How to better prioritize? How to identify the difference between what it is urgent and important? What is needed and what really will make the difference. A pizza diagram with a question mark inside will inspire the team to better visualize the small, medium and big 'slides' of the project and its importance with regards to the whole thing.

6. The consumer profile diagram

Draw a few stick figures that could lead the team to speak about the customers. Circle one of them and give it a name. 'This customer is Ben. He is in his 40, works in banking, has just bought a house through a 25 years loan and has 2 kids un pre-primary. What does Ben want? What does he care about?
7. The dots connection diagram

Sometimes results do not make sense at all. Or they clearly differ from those ones we were envisioning. Many times we simply forgot to connect an important but hidden 'dot' to the whole process. Drawing a bunch of circles connected to the main tags or words representing our main product axes will help the team to find the missing one and to replicate the process and the envisioned results taking all the different points into consideration.

8. The middle ground diagram

If your team is having problems to be on the same page, draw a line with two arrows on either ends, representing the different opinions and visions of the thing. Forced to work on the middle ground. To find this middle ground that brings them back together.

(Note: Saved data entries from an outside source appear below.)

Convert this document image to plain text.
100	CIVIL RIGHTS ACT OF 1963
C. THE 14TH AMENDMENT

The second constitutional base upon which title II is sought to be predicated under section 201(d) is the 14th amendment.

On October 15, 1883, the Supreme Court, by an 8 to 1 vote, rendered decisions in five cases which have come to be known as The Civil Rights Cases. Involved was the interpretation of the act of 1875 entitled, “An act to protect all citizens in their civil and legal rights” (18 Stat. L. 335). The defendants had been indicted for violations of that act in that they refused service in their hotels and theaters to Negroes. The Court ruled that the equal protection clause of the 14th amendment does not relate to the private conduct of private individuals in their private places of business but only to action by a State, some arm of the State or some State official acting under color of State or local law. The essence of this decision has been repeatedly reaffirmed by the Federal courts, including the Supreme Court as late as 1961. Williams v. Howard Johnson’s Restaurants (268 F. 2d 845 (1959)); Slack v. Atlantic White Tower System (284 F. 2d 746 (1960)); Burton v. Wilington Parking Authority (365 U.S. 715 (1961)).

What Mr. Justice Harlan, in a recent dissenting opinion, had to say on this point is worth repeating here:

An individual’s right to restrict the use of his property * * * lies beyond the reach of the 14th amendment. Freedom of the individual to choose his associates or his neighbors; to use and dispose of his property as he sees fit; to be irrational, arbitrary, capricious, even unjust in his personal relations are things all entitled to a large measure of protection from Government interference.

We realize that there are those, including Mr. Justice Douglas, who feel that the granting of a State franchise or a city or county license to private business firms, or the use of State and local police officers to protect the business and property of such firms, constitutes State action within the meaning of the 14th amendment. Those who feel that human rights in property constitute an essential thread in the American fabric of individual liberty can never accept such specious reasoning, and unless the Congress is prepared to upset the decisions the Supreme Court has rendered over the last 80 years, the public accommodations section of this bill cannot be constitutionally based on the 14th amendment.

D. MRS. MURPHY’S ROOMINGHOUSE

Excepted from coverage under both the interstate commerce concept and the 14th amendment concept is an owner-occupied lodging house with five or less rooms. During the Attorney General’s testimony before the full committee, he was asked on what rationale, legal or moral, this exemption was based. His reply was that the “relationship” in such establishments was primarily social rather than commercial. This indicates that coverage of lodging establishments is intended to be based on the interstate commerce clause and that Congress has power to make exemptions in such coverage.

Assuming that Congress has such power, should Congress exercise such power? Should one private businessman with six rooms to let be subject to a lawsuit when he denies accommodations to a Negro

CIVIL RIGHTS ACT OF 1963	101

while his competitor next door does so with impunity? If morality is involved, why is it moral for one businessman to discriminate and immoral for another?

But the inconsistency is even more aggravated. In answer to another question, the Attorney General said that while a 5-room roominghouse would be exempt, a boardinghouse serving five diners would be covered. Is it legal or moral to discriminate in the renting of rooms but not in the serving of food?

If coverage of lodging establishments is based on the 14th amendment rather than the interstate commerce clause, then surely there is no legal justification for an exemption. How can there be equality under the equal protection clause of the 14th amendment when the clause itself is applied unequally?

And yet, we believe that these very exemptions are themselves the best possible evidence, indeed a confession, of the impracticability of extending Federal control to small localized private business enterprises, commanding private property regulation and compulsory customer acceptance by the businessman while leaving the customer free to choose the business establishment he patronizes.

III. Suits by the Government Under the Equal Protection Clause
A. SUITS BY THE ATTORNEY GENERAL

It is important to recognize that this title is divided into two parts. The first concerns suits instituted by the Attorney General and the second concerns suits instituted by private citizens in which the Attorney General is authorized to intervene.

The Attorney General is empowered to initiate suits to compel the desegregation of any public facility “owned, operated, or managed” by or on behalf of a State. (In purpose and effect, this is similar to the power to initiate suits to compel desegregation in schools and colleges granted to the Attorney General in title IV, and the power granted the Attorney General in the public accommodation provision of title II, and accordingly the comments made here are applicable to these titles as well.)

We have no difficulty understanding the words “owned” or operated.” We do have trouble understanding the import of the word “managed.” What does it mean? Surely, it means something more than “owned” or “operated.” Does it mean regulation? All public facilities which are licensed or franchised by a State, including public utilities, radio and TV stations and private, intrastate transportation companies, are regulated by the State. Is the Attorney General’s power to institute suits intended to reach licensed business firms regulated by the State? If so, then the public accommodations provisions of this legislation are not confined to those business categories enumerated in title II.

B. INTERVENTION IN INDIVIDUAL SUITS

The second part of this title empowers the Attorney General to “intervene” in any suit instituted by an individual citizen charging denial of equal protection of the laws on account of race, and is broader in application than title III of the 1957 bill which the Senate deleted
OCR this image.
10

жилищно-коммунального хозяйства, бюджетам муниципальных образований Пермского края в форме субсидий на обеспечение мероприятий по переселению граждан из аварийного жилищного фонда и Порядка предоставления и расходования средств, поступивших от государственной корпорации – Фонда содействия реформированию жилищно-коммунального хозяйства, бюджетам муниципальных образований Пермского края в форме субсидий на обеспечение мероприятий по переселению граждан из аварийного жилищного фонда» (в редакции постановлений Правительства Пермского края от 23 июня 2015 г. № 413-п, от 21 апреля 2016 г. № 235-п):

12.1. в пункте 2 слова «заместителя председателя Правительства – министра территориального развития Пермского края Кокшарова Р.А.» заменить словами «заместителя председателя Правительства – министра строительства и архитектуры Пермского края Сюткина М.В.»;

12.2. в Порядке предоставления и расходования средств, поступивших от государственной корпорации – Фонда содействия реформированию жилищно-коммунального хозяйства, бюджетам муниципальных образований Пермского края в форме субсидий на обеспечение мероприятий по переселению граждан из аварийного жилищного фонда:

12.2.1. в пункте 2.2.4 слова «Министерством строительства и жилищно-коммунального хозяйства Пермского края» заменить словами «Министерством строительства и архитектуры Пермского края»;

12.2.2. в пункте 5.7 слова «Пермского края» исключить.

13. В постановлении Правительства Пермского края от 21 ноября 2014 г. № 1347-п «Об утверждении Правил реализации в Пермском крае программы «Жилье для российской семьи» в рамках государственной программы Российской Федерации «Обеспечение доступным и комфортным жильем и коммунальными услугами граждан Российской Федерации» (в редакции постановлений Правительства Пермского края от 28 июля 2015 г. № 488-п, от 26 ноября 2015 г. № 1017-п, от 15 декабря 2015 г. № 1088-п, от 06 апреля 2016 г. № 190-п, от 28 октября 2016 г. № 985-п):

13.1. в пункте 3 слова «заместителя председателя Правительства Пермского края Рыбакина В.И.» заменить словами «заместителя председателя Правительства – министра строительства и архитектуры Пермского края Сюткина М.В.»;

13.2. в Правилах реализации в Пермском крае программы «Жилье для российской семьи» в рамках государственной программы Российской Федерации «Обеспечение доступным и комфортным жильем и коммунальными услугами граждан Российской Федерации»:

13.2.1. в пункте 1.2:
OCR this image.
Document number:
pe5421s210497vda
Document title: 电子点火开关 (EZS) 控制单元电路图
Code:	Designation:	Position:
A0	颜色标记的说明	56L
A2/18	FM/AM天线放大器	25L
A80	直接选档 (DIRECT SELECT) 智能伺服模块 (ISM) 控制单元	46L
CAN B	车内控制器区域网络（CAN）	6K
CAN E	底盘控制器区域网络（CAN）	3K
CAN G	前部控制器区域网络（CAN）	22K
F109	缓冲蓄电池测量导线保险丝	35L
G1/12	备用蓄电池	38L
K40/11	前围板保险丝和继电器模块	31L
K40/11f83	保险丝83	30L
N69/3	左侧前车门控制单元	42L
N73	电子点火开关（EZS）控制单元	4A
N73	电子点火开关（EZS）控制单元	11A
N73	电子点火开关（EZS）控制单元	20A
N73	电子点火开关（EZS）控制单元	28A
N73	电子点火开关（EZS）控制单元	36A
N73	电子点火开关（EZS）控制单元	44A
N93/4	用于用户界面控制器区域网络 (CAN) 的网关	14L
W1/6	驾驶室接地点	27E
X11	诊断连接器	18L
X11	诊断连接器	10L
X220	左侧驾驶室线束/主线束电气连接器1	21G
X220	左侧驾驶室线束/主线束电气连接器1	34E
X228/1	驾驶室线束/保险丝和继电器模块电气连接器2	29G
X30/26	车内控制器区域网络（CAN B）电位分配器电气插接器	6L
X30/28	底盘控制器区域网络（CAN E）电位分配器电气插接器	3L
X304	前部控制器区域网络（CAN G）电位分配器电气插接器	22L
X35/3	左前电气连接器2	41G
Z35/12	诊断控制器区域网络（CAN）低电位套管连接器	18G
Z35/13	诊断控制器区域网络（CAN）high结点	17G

9. The out of the box diagram

A box with an arrow pointing outside the box is the best time to remind your team about the need for a crazy moment of crazy ideas. For all those ones that sound too ambitious, too unrealistic, too costly, too futuristic, too 'not for us'!

10. The clarifying diagram

Three columns labeled A, B and C can be absolutely useful to help the team separating the discussion into different streams of thoughts. This can be very useful when the same issue is facing different sub-issues that need to be addressed.

11. The ideas diagram

Unleash peoples' visual creativity by drawing the word 'ideas' inside a huge creative cloud. Time to speak them out and draw them around this cloud!

12. The step by step diagram

One, two, three with arrows between them will make the starting point for identifying and reorganizing the different steps to be taken for getting to a final desired point!

13. The cornerstones diagram

Every great strategy needs to have three strong cornerstones. Or four. Or five... So depends on the ultimate aim of your strategy, draw a triangle, square or pentagon with questions marks in each one of the angles. What are our strategical cornerstones?